Proponents of firing squad argue it may be more reliable and humane than lethal injection, which has been plagued by botched executions and drug shortages. Critics contend that all execution methods carry risks of suffering and that expanding available methods simply enables more executions rather than addressing fundamental questions about capital punishment itself.

What Comes Next

The policy change positions the federal government to proceed with executions even if lethal injection drugs remain difficult to obtain. However, any federal executions will still face the same legal challenges that have slowed capital punishment nationwide, including claims of constitutional violations and questions about the fairness of death penalty trials.

Civil rights organizations and death penalty opponents are expected to challenge the new policy in court, arguing that firing squad constitutes cruel and unusual punishment under the Eighth Amendment. The Justice Department has not announced which, if any, current federal death row inmates might face execution by firing squad.

What we know: The Justice Department has authorized firing squad as a federal execution method as part of efforts to expand capital punishment. What's unclear: Whether and when the method will actually be used, how it will withstand legal challenges, and which inmates might be affected by the policy change.

Frequently asked

How many federal inmates are currently on death row?

The article does not specify the current number of federal death row inmates, though the Trump administration executed 13 people during its first term between July 2020 and January 2021.

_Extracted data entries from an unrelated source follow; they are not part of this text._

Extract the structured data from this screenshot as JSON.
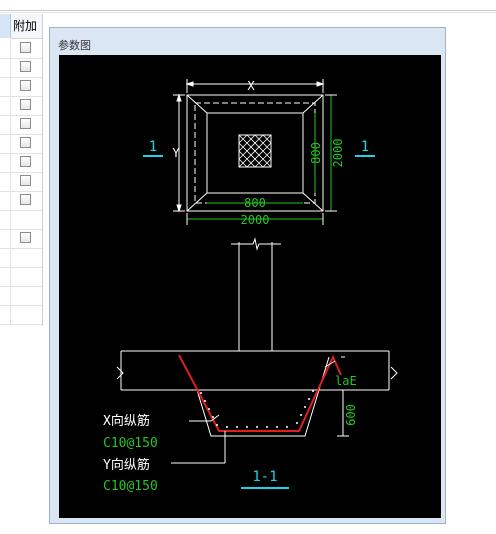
{
  "grid": {
    "header": "附加",
    "rows": [
      {
        "checkbox": true
      },
      {
        "checkbox": true
      },
      {
        "checkbox": true
      },
      {
        "checkbox": true
      },
      {
        "checkbox": true
      },
      {
        "checkbox": true
      },
      {
        "checkbox": true
      },
      {
        "checkbox": true
      },
      {
        "checkbox": true
      },
      {
        "checkbox": false
      },
      {
        "checkbox": true
      },
      {
        "checkbox": false
      },
      {
        "checkbox": false
      },
      {
        "checkbox": false
      },
      {
        "checkbox": false
      }
    ]
  },
  "panel": {
    "title": "参数图"
  },
  "drawing": {
    "plan": {
      "dim_x": "X",
      "dim_y": "Y",
      "inner_width": "800",
      "inner_height": "800",
      "outer_width": "2000",
      "outer_height": "2000",
      "section_mark_left": "1",
      "section_mark_right": "1"
    },
    "section": {
      "anchorage_label": "laE",
      "depth_label": "600",
      "x_bar_label": "X向纵筋",
      "x_bar_spec": "C10@150",
      "y_bar_label": "Y向纵筋",
      "y_bar_spec": "C10@150",
      "section_title": "1-1"
    },
    "colors": {
      "background": "#000000",
      "outline": "#ffffff",
      "dimension_green": "#27c427",
      "section_cyan": "#1fd3e6",
      "rebar_red": "#e01e1e"
    }
  }
}
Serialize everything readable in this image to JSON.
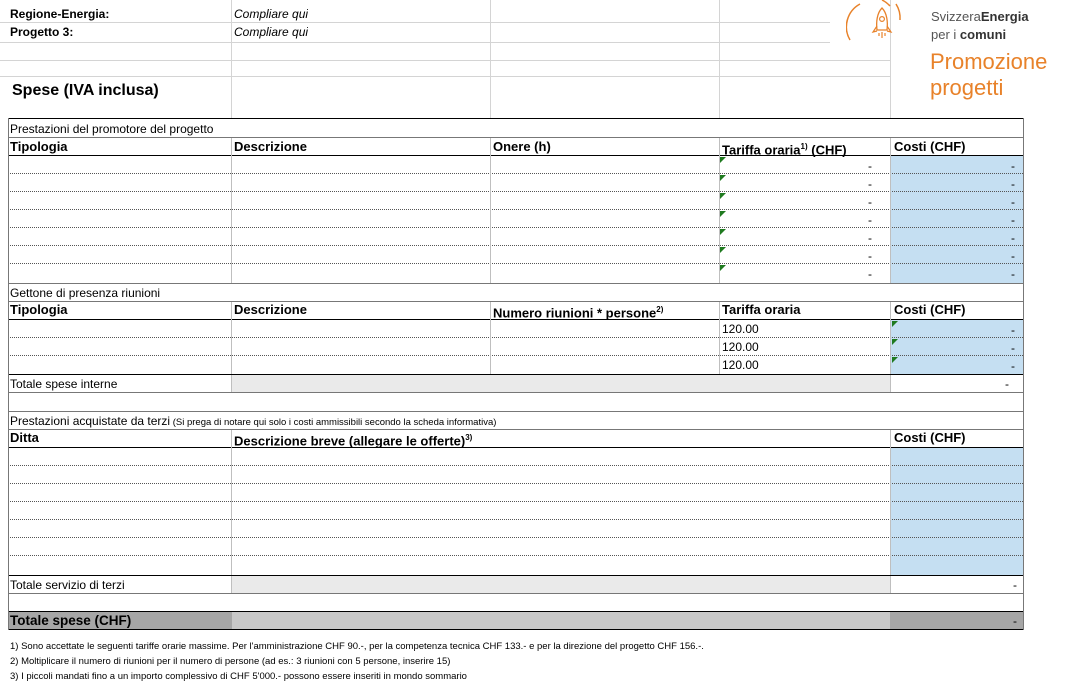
{
  "header": {
    "region_label": "Regione-Energia:",
    "region_value": "Compliare qui",
    "project_label": "Progetto 3:",
    "project_value": "Compliare qui",
    "title": "Spese (IVA inclusa)"
  },
  "logo": {
    "brand_part1": "Svizzera",
    "brand_part2": "Energia",
    "sub_part1": "per i ",
    "sub_part2": "comuni",
    "promo_line1": "Promozione",
    "promo_line2": "progetti",
    "accent_color": "#e8822a"
  },
  "section1": {
    "title": "Prestazioni del promotore del progetto",
    "col_tipologia": "Tipologia",
    "col_descrizione": "Descrizione",
    "col_onere": "Onere (h)",
    "col_tariffa": "Tariffa oraria",
    "col_tariffa_sup": "1)",
    "col_tariffa_unit": " (CHF)",
    "col_costi": "Costi (CHF)",
    "row_value": "-"
  },
  "section2": {
    "title": "Gettone di presenza riunioni",
    "col_tipologia": "Tipologia",
    "col_descrizione": "Descrizione",
    "col_numero": "Numero riunioni * persone",
    "col_numero_sup": "2)",
    "col_tariffa": "Tariffa oraria",
    "col_costi": "Costi (CHF)",
    "rates": [
      "120.00",
      "120.00",
      "120.00"
    ],
    "row_value": "-",
    "total_label": "Totale spese interne",
    "total_value": "-"
  },
  "section3": {
    "title": "Prestazioni acquistate da terzi",
    "note": " (Si prega di notare qui solo i costi ammissibili secondo la scheda informativa)",
    "col_ditta": "Ditta",
    "col_descr": "Descrizione breve (allegare le offerte)",
    "col_descr_sup": "3)",
    "col_costi": "Costi (CHF)",
    "total_label": "Totale servizio di terzi",
    "total_value": "-"
  },
  "grand_total": {
    "label": "Totale spese (CHF)",
    "value": "-"
  },
  "footnotes": [
    "1) Sono accettate le seguenti tariffe orarie massime. Per l'amministrazione CHF 90.-, per la competenza tecnica CHF 133.- e per la direzione del progetto CHF 156.-.",
    "2) Moltiplicare il numero di riunioni per il numero di persone (ad es.: 3 riunioni con 5 persone, inserire 15)",
    "3) I piccoli mandati fino a un importo complessivo di CHF 5'000.- possono essere inseriti in mondo sommario"
  ]
}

Which states currently allow firing squad executions?

Four states—Mississippi, Oklahoma, South Carolina, and Utah—authorize firing squad as an execution method, typically as an alternative when lethal injection is unavailable.

When was the last firing squad execution in the United States?

The most recent firing squad execution in the United States took place in Utah in 2010.

Why is the Justice Department adding this execution method now?

The policy appears designed to address obstacles including legal challenges to lethal injection and persistent shortages of execution drugs as pharmaceutical companies refuse to supply them.